This article sums up my feelings almost…
This article sums up my feelings almost exactly. Microsoft is not successful today because people love its products, because most… [T & G Blog]
Troy links to this article, written by a former ‘Sotftie who has, in his words, “rebooted Windows one too many times.”
Part of his problem is that he no longer works there: I doubt the apostasy he describes could exist if he were still a Windows product manager. But he points out some other interesting tidbits.
* How does a company that isn’t interested in any market smaller that a billion dollars find new challenges? The iPod’s $46 million boost to Apple is not quite as insignificant as a rounding error, but it doesn’t get anyone’s attention.
* How can the head of the OS division not understand his customers’ pain when they have to upgrade to a new PC? Does he not know how his company makes a lot of its money?
What’s struck me since this whole weblogging business started is how the folks who write weblogs with MSFT seem reasonable and bright, at odds with the corporate facade of an impenetrable monolith. So on the one hand, there are humans in there. But on the other, one doesn’t get a sense they’re really in tune with the wider world. True, they’re focused on their projects and no one expects the whole company to be consumed with angst over the constant threat of the blue screen of death.

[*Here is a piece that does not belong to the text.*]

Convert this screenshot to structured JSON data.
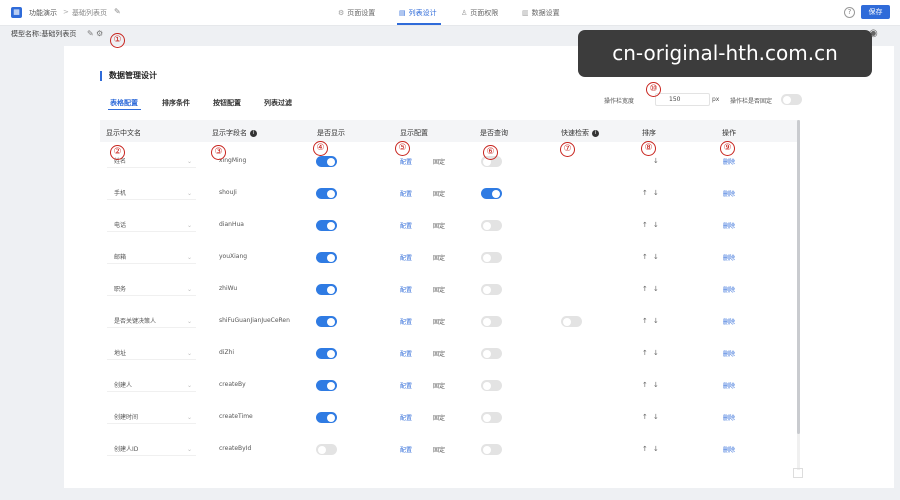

I don’t know how you get jazzed up about going to work in a place where your customers (the majority who aren’t gamers/fanboys) tolerate your products, but only just. I know someone who went over there recently to work on their new search project (This just in: MSFT sees a new business opportunity, once someone else has a headstart on it and has had their name transformed into a verb) and he seems to like it. I guess there’s a certain amount of abstraction you have to buy into, where you try not to see the big picture.
I could never do that. The big picture matters to me.